6 Il “muro di scudi” potrebbe essere un malinteso storico. Recenti studi supportati anche dall’archeologia sperimentale sembrano mettere in dubbio che si potessero creare efficaci formazioni difensive statiche con scudi tondi di piccolo diametro (70-80 cm.). Inoltre come avveniva per i soldati Romani nella testuggine, i guerrieri avrebbero dovuto essere dotati di una disciplina che può essere acquisita solo con lunghe esercitazioni di gruppo (R.Warming, Society for Combat Archaeology ).
7 Aḥmad ibn Faḍlān (877 – 960) è stato uno scrittore e viaggiatore persiano, in missione diplomatica per conto di al-Muqtadir, califfo abbaside di Baghdad. Fu l’autore di un manoscritto in cui racconta il suo viaggio che nel 921-22 lo portò ad attraversare le terre nordiche e ad incontrare popoli scandinavi.
8 Dudone di San Quintino, “Historia Normannorum, o Libri III de moribus et actis primorum Normanniae ducum“, inizio sec.XI.
9 La cattedrale di Pisa fu edificata con il bottino della Crociata di Mahdia (1087) operata da Genova e Pisa, con l’aiuto di Amalfi, Gaeta e Salerno contro la dinastia berbera degli Ziridi.

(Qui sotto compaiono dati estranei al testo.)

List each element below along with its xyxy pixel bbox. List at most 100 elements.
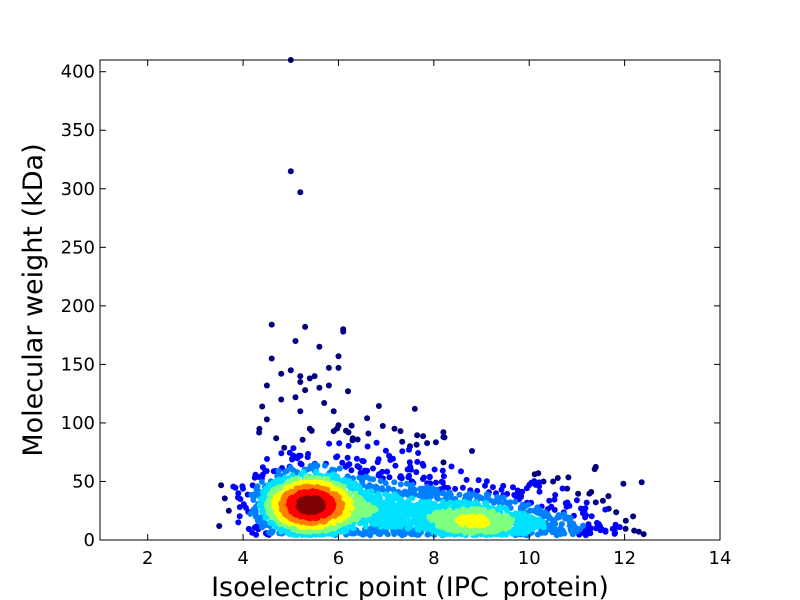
data-point — [308, 427, 315, 434]
data-point — [302, 387, 309, 394]
data-point — [524, 529, 531, 535]
data-point — [268, 355, 275, 362]
data-point — [235, 519, 242, 526]
data-point — [551, 506, 558, 513]
data-point — [527, 507, 533, 514]
data-point — [218, 482, 225, 489]
data-point — [445, 485, 452, 491]
data-point — [253, 523, 260, 530]
data-point — [512, 498, 519, 505]
data-point — [292, 394, 299, 401]
data-point — [551, 496, 558, 503]
data-point — [613, 509, 620, 516]
data-point — [333, 454, 340, 461]
data-point — [413, 469, 420, 476]
data-point — [253, 531, 260, 538]
data-point — [575, 490, 582, 497]
data-point — [562, 515, 568, 522]
data-point — [599, 497, 606, 504]
data-point — [440, 429, 447, 436]
data-point — [439, 467, 446, 474]
data-point — [235, 490, 242, 497]
data-point — [364, 415, 371, 422]
data-point — [640, 531, 647, 538]
data-point — [458, 468, 464, 475]
data-point — [405, 474, 412, 481]
x-axis-label: Isoelectric point (IPC_protein) — [211, 572, 609, 600]
data-point — [298, 461, 305, 468]
x-tick-label: 2 — [142, 548, 153, 569]
data-point — [236, 513, 243, 520]
data-point — [375, 403, 382, 409]
data-point — [264, 456, 270, 462]
data-point — [263, 382, 270, 389]
data-point — [448, 463, 455, 470]
data-point — [353, 455, 360, 462]
data-point — [294, 455, 301, 462]
data-point — [420, 462, 427, 469]
data-point — [373, 439, 380, 446]
data-point — [275, 468, 282, 474]
data-point — [475, 477, 482, 484]
data-point — [278, 396, 285, 403]
data-point — [365, 430, 372, 437]
data-point — [325, 364, 332, 371]
data-point — [546, 515, 553, 522]
data-point — [340, 328, 347, 335]
data-point — [440, 459, 447, 466]
data-point — [440, 473, 447, 480]
data-point — [397, 481, 404, 488]
data-point — [342, 463, 349, 470]
data-point — [304, 454, 311, 461]
y-tick-label: 350 — [61, 120, 95, 141]
data-point — [420, 433, 427, 440]
data-point — [419, 476, 426, 482]
y-axis-ticks: 0 50 100 150 200 250 300 350 400 — [61, 62, 720, 551]
data-point — [216, 523, 223, 529]
data-point — [349, 437, 356, 444]
data-point — [382, 480, 389, 487]
data-point — [357, 470, 364, 476]
data-point — [549, 519, 556, 526]
data-point — [366, 475, 373, 482]
data-point — [432, 479, 439, 486]
data-point — [622, 517, 629, 524]
data-point — [299, 436, 306, 443]
data-point — [413, 441, 420, 448]
data-point — [564, 485, 571, 492]
data-point — [631, 527, 638, 534]
data-point — [302, 323, 309, 330]
y-tick-label: 200 — [61, 296, 95, 317]
data-point — [345, 442, 352, 449]
data-point — [282, 468, 289, 475]
data-point — [565, 474, 572, 481]
data-point — [483, 478, 490, 485]
data-point — [399, 448, 406, 455]
data-point — [379, 423, 386, 429]
data-point — [375, 472, 382, 479]
data-point — [552, 492, 559, 498]
data-point — [263, 416, 270, 423]
data-point — [387, 457, 394, 463]
data-point — [364, 443, 371, 450]
data-point — [307, 501, 314, 508]
data-point — [326, 440, 333, 447]
data-point — [557, 525, 564, 532]
data-point — [573, 497, 580, 504]
data-point — [586, 490, 593, 497]
data-point — [389, 508, 396, 515]
plot-area-frame — [99, 59, 721, 541]
data-point — [404, 492, 411, 498]
data-point — [359, 457, 366, 464]
data-point — [498, 486, 505, 493]
data-points — [216, 57, 647, 539]
data-point — [594, 519, 600, 526]
data-point — [397, 428, 404, 435]
y-tick-label: 50 — [72, 471, 95, 492]
data-point — [347, 485, 354, 492]
data-point — [344, 454, 351, 461]
x-tick-label: 6 — [333, 548, 344, 569]
data-point — [374, 459, 381, 466]
data-point — [339, 459, 346, 466]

Fu condotta sotto il vessillo di san Pietro e accompagnata da un’indulgenza pontificia elargita da Papa Vittore III a chi ne avrebbe preso parte. Per questo motivo viene considerata da molti storici una vera e propria crociata.
10 Una ricercatrice australiana, Shane McLeod, che ha coordinato una ricerca basata sullo studio delle ossa in 14 siti Vikinghi nell’Inghilterra orientale, è giunta alla conclusione che il 50% della popolazione guerriera era costituito da donne.
11 Nella foto le Skjaldmær della serie televisiva “Viking”. Le Skjaldmær (sköldmö in svedese, skjoldmø in norvegese, shieldmaiden in inglese) erano le donne che combattevano come guerriere al fianco degli uomini.
12 Freyja è la divinità norrena che in modo riduttivo viene solitamente indicata come dea dell’amore fisico e sentimentale. Nei poemi dell’Edda di Snorri, Freyja cavalca nei campi di battaglia ed ha diritto alla metà dei caduti che guiderà in battaglia durante il Ragnarǫk, mentre l’altra metà verrà condotta da Odino, nell’ultima battaglia tra la luce ed il caos.
13 “Donne che corrono coi lupi”. Il mito della donna selvaggia raccontato da Clarissa Pinkola Estés (1992) psicanalista junghiana dedicato alle donne in cerca di se stesse. Diventato bestseller negli anni ’90 è stato e continua ad essere in parte osteggiato e in parte strumentalizzato dal movimento femminista.
14 Valkyrie è un personaggio sessualmente ambiguo della serie di fumetti di Thor, comparso anche nel terzo film della saga “Thor: Ragnarok“.